The budget restructure was influenced by the city’s implementation of a coordinated intake program — an agency that consolidates a variety of different homeless services and housing options.
According to Councilmember Jesse Arreguin, the city came to the decision to implement the program several years ago so homeless clients would have to go through only one agency to access an assortment of services. As a result, the city has prioritized funding for the new hub, shifting funding away from nonprofits such as the Berkeley Drop-In Center and Youth Spirit Artworks, or YSA.
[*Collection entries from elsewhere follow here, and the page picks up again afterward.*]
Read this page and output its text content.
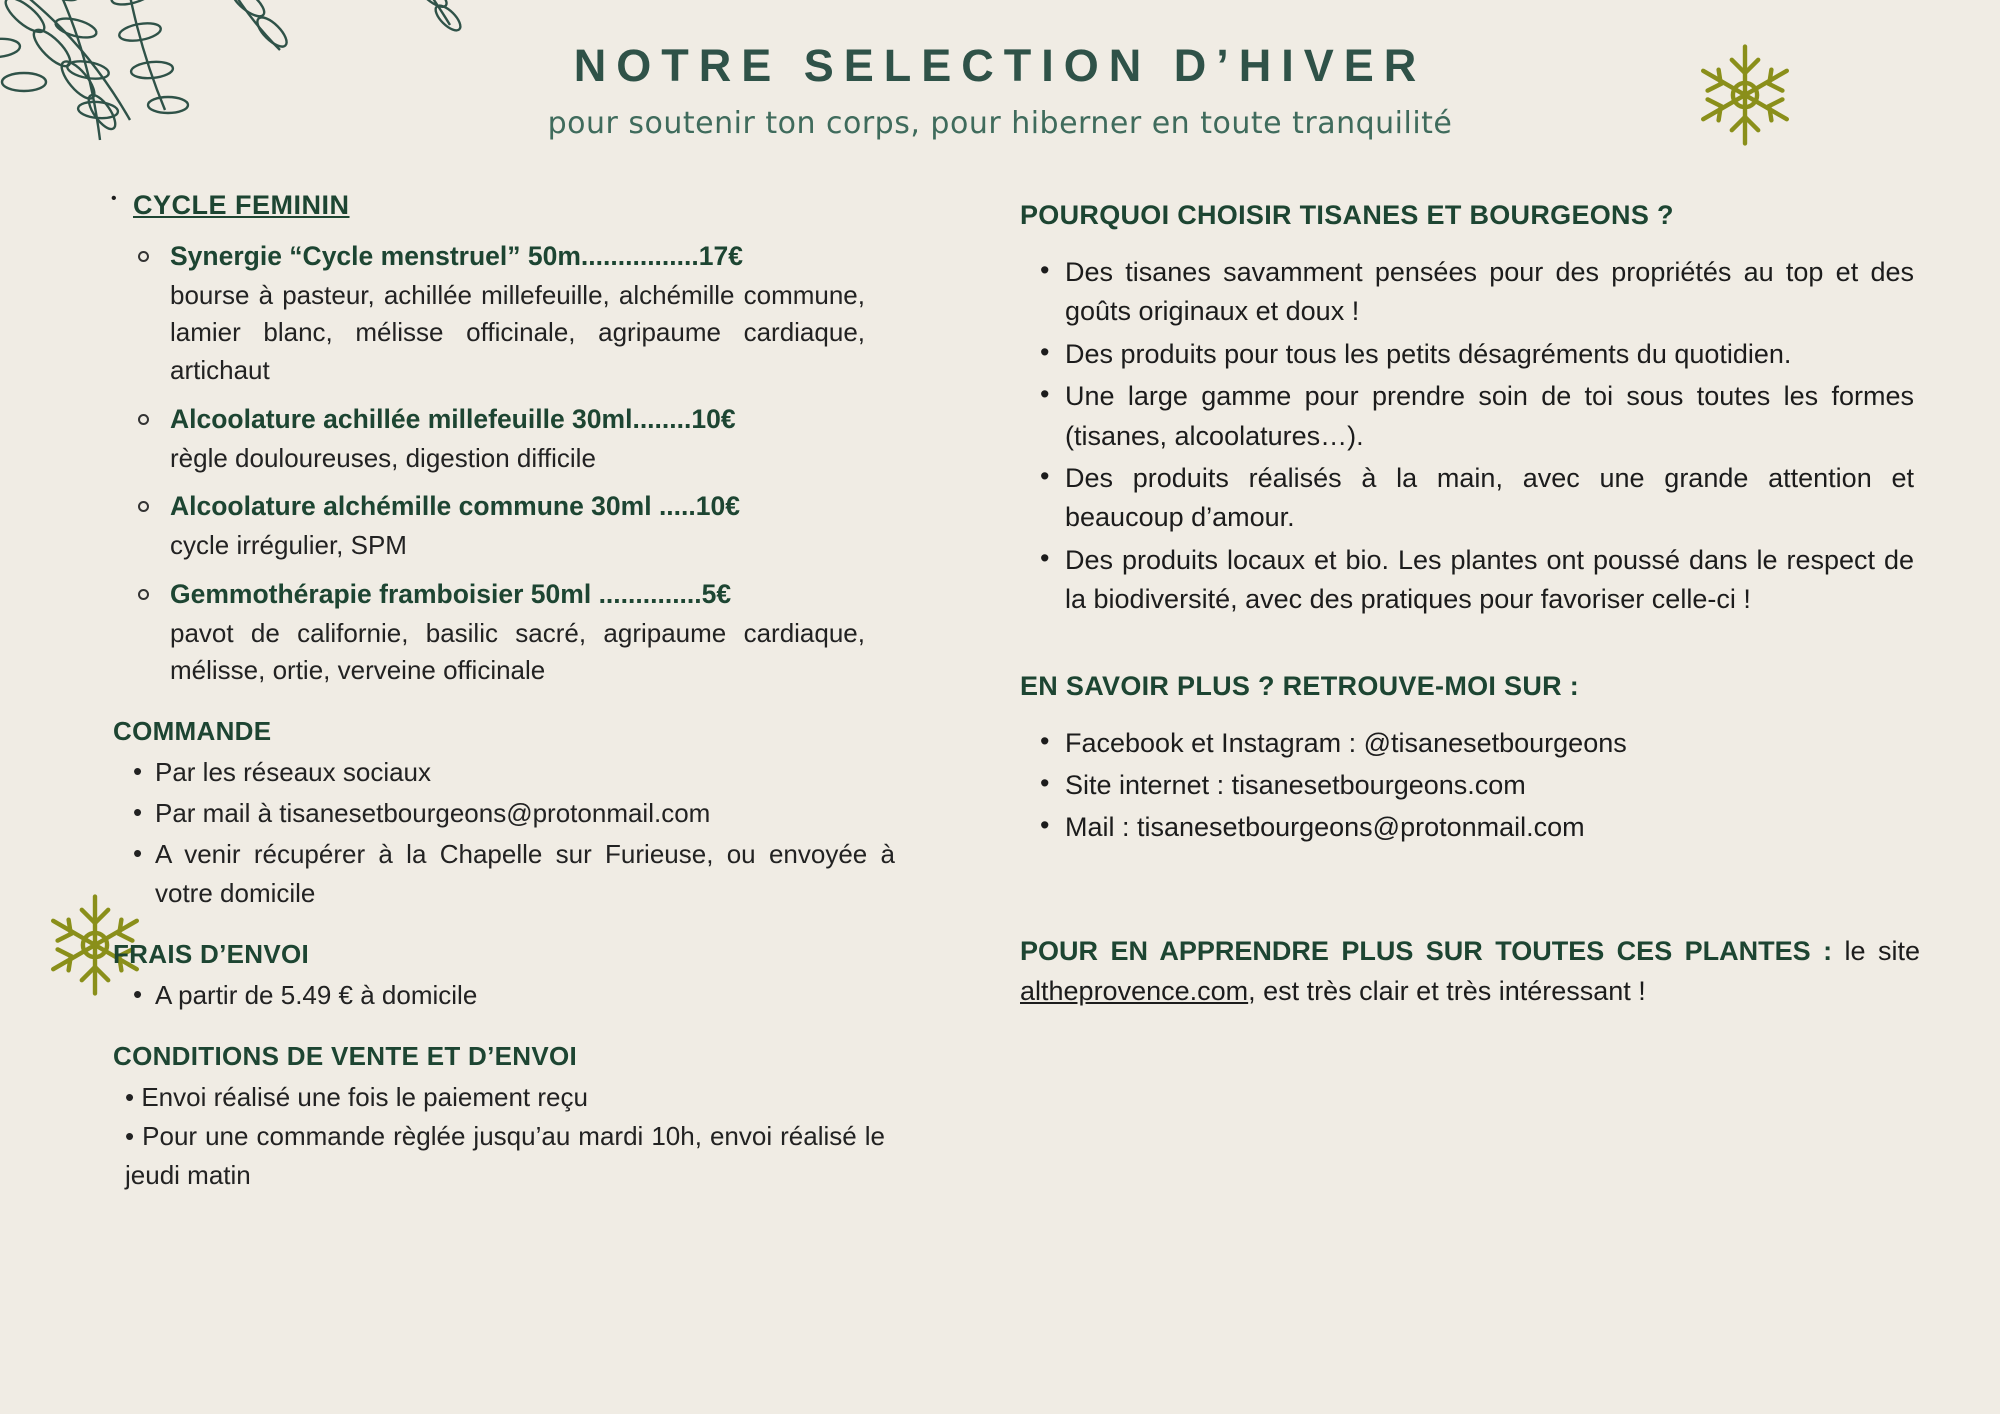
NOTRE SELECTION D’HIVER
pour soutenir ton corps, pour hiberner en toute tranquilité
• CYCLE FEMININ
Synergie “Cycle menstruel” 50m................17€
bourse à pasteur, achillée millefeuille, alchémille commune, lamier blanc, mélisse officinale, agripaume cardiaque, artichaut
Alcoolature achillée millefeuille 30ml........10€
règle douloureuses, digestion difficile
Alcoolature alchémille commune 30ml .....10€
cycle irrégulier, SPM
Gemmothérapie framboisier 50ml ..............5€
pavot de californie, basilic sacré, agripaume cardiaque, mélisse, ortie, verveine officinale
COMMANDE
• Par les réseaux sociaux
• Par mail à tisanesetbourgeons@protonmail.com
• A venir récupérer à la Chapelle sur Furieuse, ou envoyée à votre domicile
FRAIS D’ENVOI
• A partir de 5.49 € à domicile
CONDITIONS DE VENTE ET D’ENVOI
• Envoi réalisé une fois le paiement reçu
• Pour une commande règlée jusqu’au mardi 10h, envoi réalisé le jeudi matin
POURQUOI CHOISIR TISANES ET BOURGEONS ?
• Des tisanes savamment pensées pour des propriétés au top et des goûts originaux et doux !
• Des produits pour tous les petits désagréments du quotidien.
• Une large gamme pour prendre soin de toi sous toutes les formes (tisanes, alcoolatures…).
• Des produits réalisés à la main, avec une grande attention et beaucoup d’amour.
• Des produits locaux et bio. Les plantes ont poussé dans le respect de la biodiversité, avec des pratiques pour favoriser celle-ci !
EN SAVOIR PLUS ? RETROUVE-MOI SUR :
• Facebook et Instagram : @tisanesetbourgeons
• Site internet : tisanesetbourgeons.com
• Mail : tisanesetbourgeons@protonmail.com
POUR EN APPRENDRE PLUS SUR TOUTES CES PLANTES : le site altheprovence.com, est très clair et très intéressant !
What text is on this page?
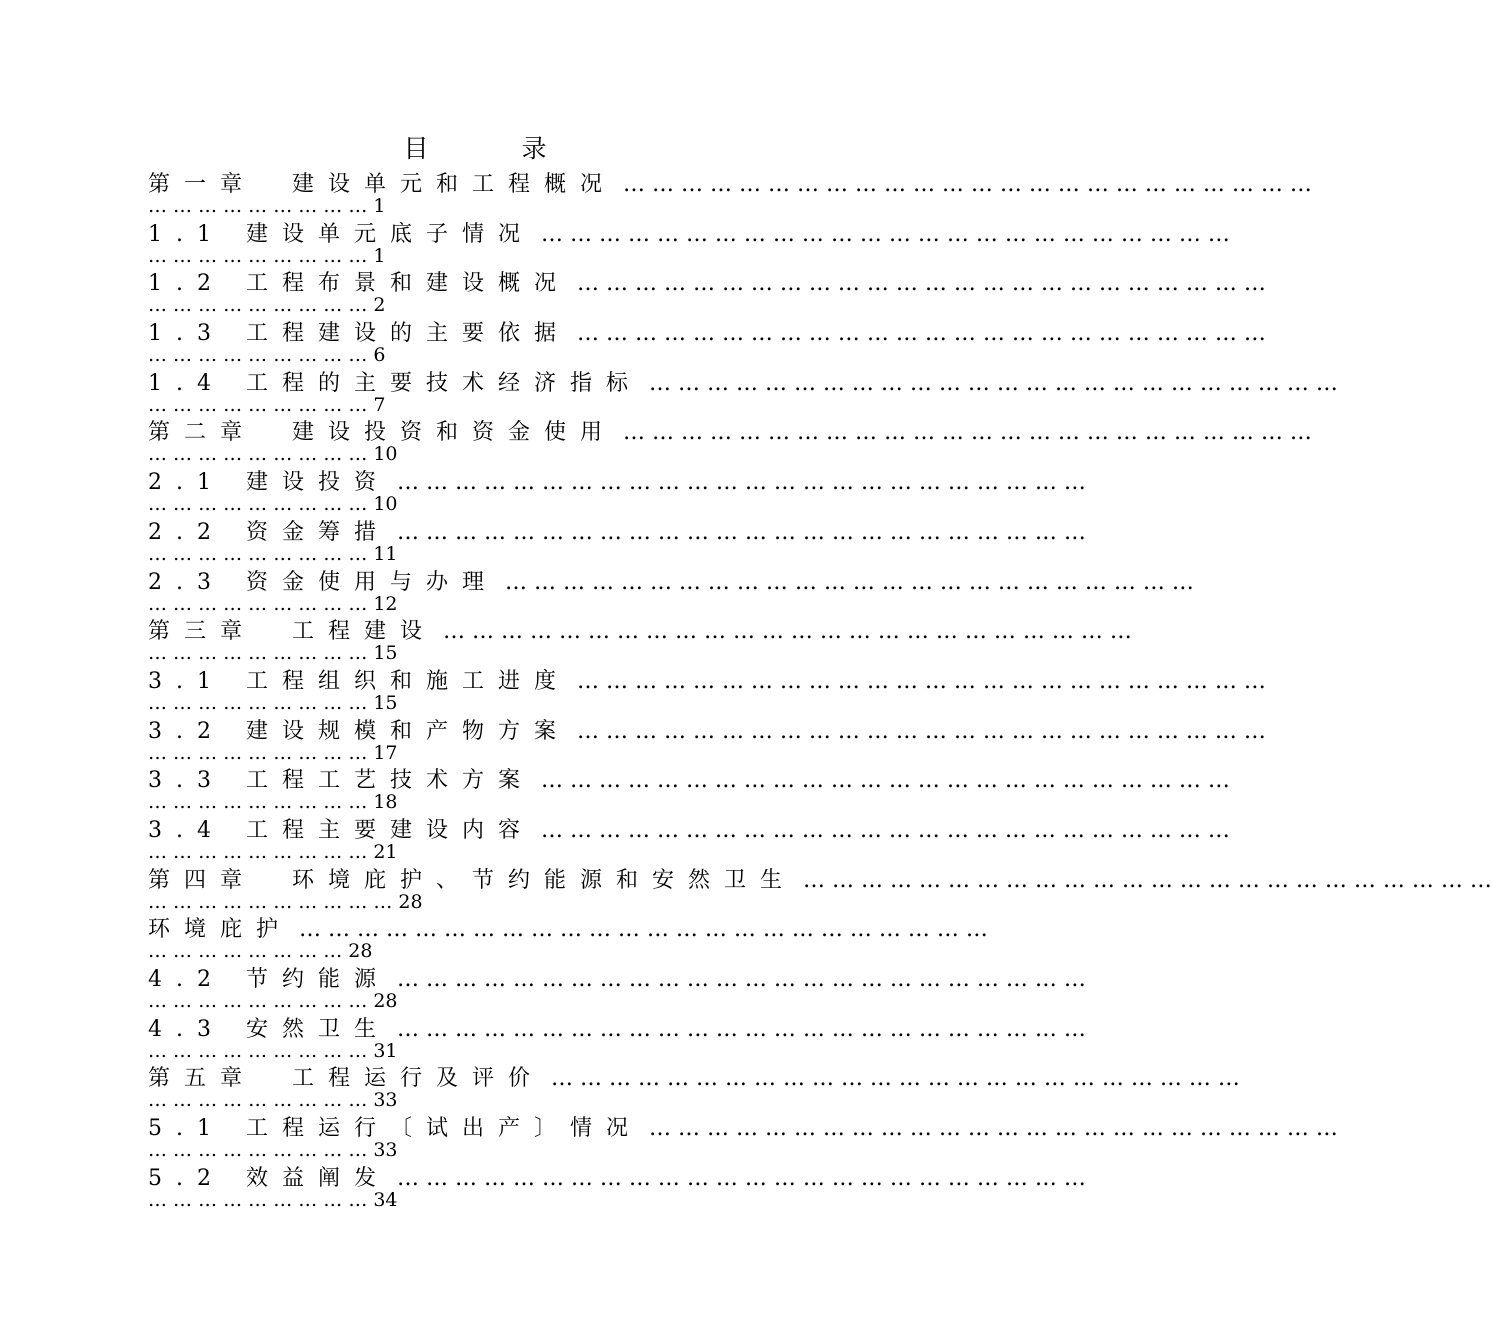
目　录
第一章　建设单元和工程概况 … … … … … … … … … … … … … … … … … … … … … … … …
… … … … … … … … … 1
1.1 建设单元底子情况 … … … … … … … … … … … … … … … … … … … … … … … …
… … … … … … … … … 1
1.2 工程布景和建设概况 … … … … … … … … … … … … … … … … … … … … … … … …
… … … … … … … … … 2
1.3 工程建设的主要依据 … … … … … … … … … … … … … … … … … … … … … … … …
… … … … … … … … … 6
1.4 工程的主要技术经济指标 … … … … … … … … … … … … … … … … … … … … … … … …
… … … … … … … … … 7
第二章　建设投资和资金使用 … … … … … … … … … … … … … … … … … … … … … … … …
… … … … … … … … … 10
2.1 建设投资 … … … … … … … … … … … … … … … … … … … … … … … …
… … … … … … … … … 10
2.2 资金筹措 … … … … … … … … … … … … … … … … … … … … … … … …
… … … … … … … … … 11
2.3 资金使用与办理 … … … … … … … … … … … … … … … … … … … … … … … …
… … … … … … … … … 12
第三章　工程建设 … … … … … … … … … … … … … … … … … … … … … … … …
… … … … … … … … … 15
3.1 工程组织和施工进度 … … … … … … … … … … … … … … … … … … … … … … … …
… … … … … … … … … 15
3.2 建设规模和产物方案 … … … … … … … … … … … … … … … … … … … … … … … …
… … … … … … … … … 17
3.3 工程工艺技术方案 … … … … … … … … … … … … … … … … … … … … … … … …
… … … … … … … … … 18
3.4 工程主要建设内容 … … … … … … … … … … … … … … … … … … … … … … … …
… … … … … … … … … 21
第四章　环境庇护、节约能源和安然卫生 … … … … … … … … … … … … … … … … … … … … … … … …
… … … … … … … … … … 28
环境庇护 … … … … … … … … … … … … … … … … … … … … … … … …
… … … … … … … … 28
4.2 节约能源 … … … … … … … … … … … … … … … … … … … … … … … …
… … … … … … … … … 28
4.3 安然卫生 … … … … … … … … … … … … … … … … … … … … … … … …
… … … … … … … … … 31
第五章　工程运行及评价 … … … … … … … … … … … … … … … … … … … … … … … …
… … … … … … … … … 33
5.1 工程运行〔试出产〕情况 … … … … … … … … … … … … … … … … … … … … … … … …
… … … … … … … … … 33
5.2 效益阐发 … … … … … … … … … … … … … … … … … … … … … … … …
… … … … … … … … … 34
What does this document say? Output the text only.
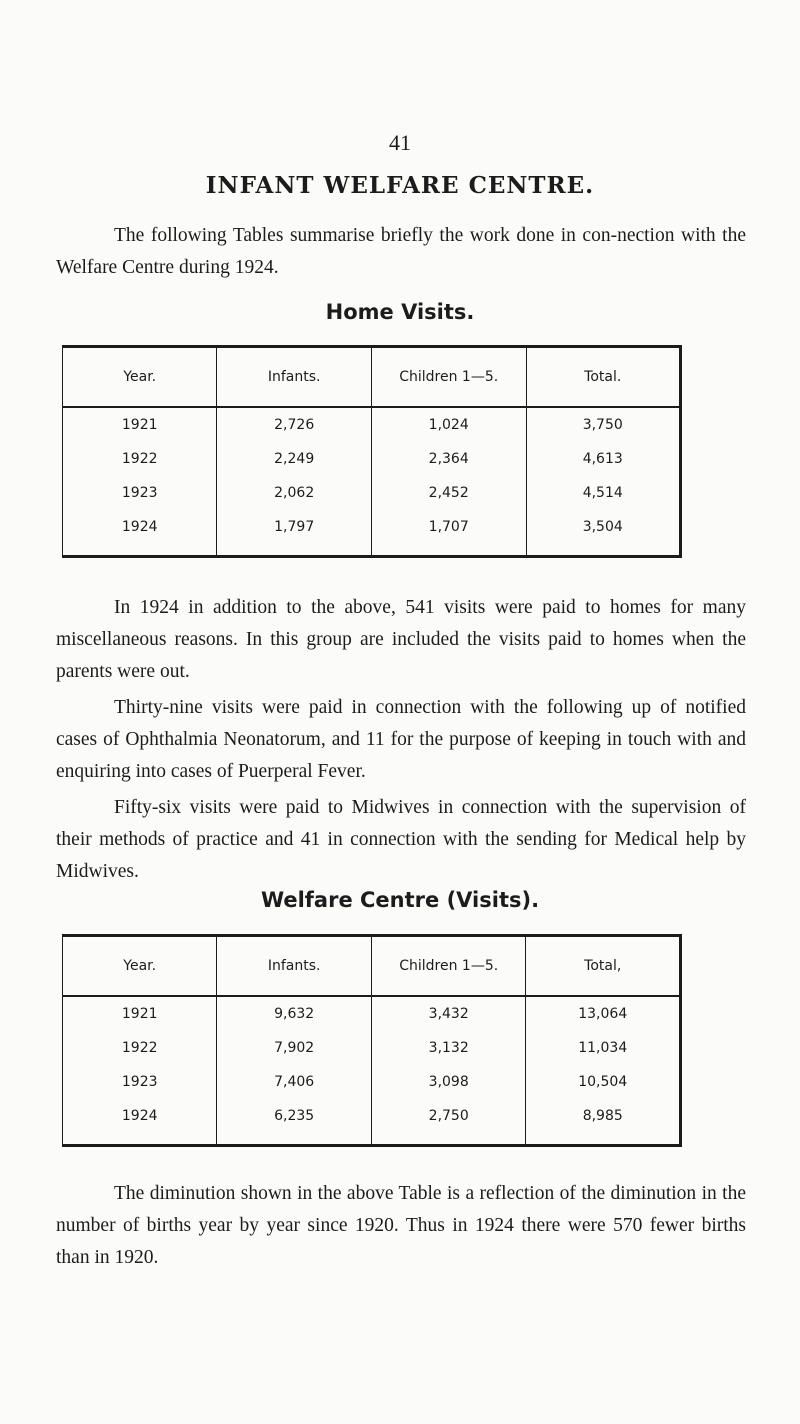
41
INFANT WELFARE CENTRE.

The following Tables summarise briefly the work done in con-nection with the Welfare Centre during 1924.

Home Visits.
Year.	Infants.	Children 1—5.	Total.
1921	2,726	1,024	3,750
1922	2,249	2,364	4,613
1923	2,062	2,452	4,514
1924	1,797	1,707	3,504

In 1924 in addition to the above, 541 visits were paid to homes for many miscellaneous reasons. In this group are included the visits paid to homes when the parents were out.

Thirty-nine visits were paid in connection with the following up of notified cases of Ophthalmia Neonatorum, and 11 for the purpose of keeping in touch with and enquiring into cases of Puerperal Fever.

Fifty-six visits were paid to Midwives in connection with the supervision of their methods of practice and 41 in connection with the sending for Medical help by Midwives.

Welfare Centre (Visits).
Year.	Infants.	Children 1—5.	Total,
1921	9,632	3,432	13,064
1922	7,902	3,132	11,034
1923	7,406	3,098	10,504
1924	6,235	2,750	8,985

The diminution shown in the above Table is a reflection of the diminution in the number of births year by year since 1920. Thus in 1924 there were 570 fewer births than in 1920.
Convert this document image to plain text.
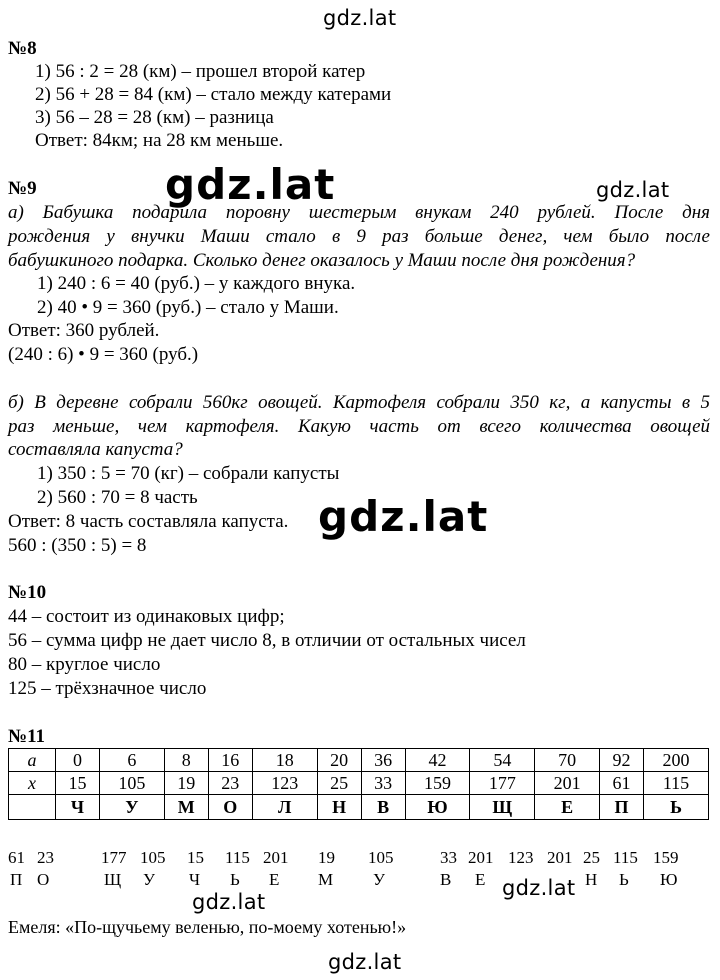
gdz.lat
gdz.lat	gdz.lat
gdz.lat
gdz.lat
gdz.lat
gdz.lat
№8
1) 56 : 2 = 28 (км) – прошел второй катер
2) 56 + 28 = 84 (км) – стало между катерами
3) 56 – 28 = 28 (км) – разница
Ответ: 84км; на 28 км меньше.
№9
а) Бабушка подарила поровну шестерым внукам 240 рублей. После дня
рождения у внучки Маши стало в 9 раз больше денег, чем было после
бабушкиного подарка. Сколько денег оказалось у Маши после дня рождения?
1) 240 : 6 = 40 (руб.) – у каждого внука.
2) 40 • 9 = 360 (руб.) – стало у Маши.
Ответ: 360 рублей.
(240 : 6) • 9 = 360 (руб.)
б) В деревне собрали 560кг овощей. Картофеля собрали 350 кг, а капусты в 5
раз меньше, чем картофеля. Какую часть от всего количества овощей
составляла капуста?
1) 350 : 5 = 70 (кг) – собрали капусты
2) 560 : 70 = 8 часть
Ответ: 8 часть составляла капуста.
560 : (350 : 5) = 8
№10
44 – состоит из одинаковых цифр;
56 – сумма цифр не дает число 8, в отличии от остальных чисел
80 – круглое число
125 – трёхзначное число
№11
a	0	6	8	16	18	20	36	42	54	70	92	200
x	15	105	19	23	123	25	33	159	177	201	61	115
	Ч	У	М	О	Л	Н	В	Ю	Щ	Е	П	Ь
61 23	177 105 15 115 201 19 105	33 201 123 201 25 115 159
П О	Щ У Ч Ь Е М У	В Е	Н Ь Ю
Емеля: «По-щучьему веленью, по-моему хотенью!»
“The hub, of course, has to be funded so we can centralize the services to help more people,” said Councilmember Linda Maio at the Tuesday meeting. “And if there are revisions, fine, but this budget sounds very balanced to me. And we can’t do everything, but it sounds like a darn good process to go forward with.”
Arreguin, however, expressed concern that the change to the budget was “unnecessary” and stated that the city has enough funding to spend on long-established homeless services.
He added that decreasing services for the homeless does not represent a solution toward alleviating homelessness and, as a city, Berkeley should be “lifting people up rather than tearing services down.”
According to YSA program coordinator Marnie Hatch, the organization is currently looking to other sources for funding and is increasing its art sales in an attempt to engage the community and become more visible. Hatch added, however, that YSA is still talking to City Council about funding.
“We had about nine youths there who spoke at that City Council meeting,” Hatch said. “It was when we all found out about these cuts. It was really hard. It was very difficult for them. They had prepared so much for that meeting.”
YSA executive director Sally Hindman said members of the organization are still in shock over the council’s decision to cut its funding by $40,000. Hindman added that YSA is currently having its strongest year in terms of performance and she does not believe the council’s decision was made based on an organization’s accomplishments.
Hindman also criticized the city’s coordinated intake program, alleging that the program has only found affordable housing for nine people in six months.
“We still cannot imagine that in an environment with so much wealth — where our city is teeming with dollars from all the development — that a few thousand dollars to serve homeless youth could not be eked out of the coffers of our community,” Hindman said.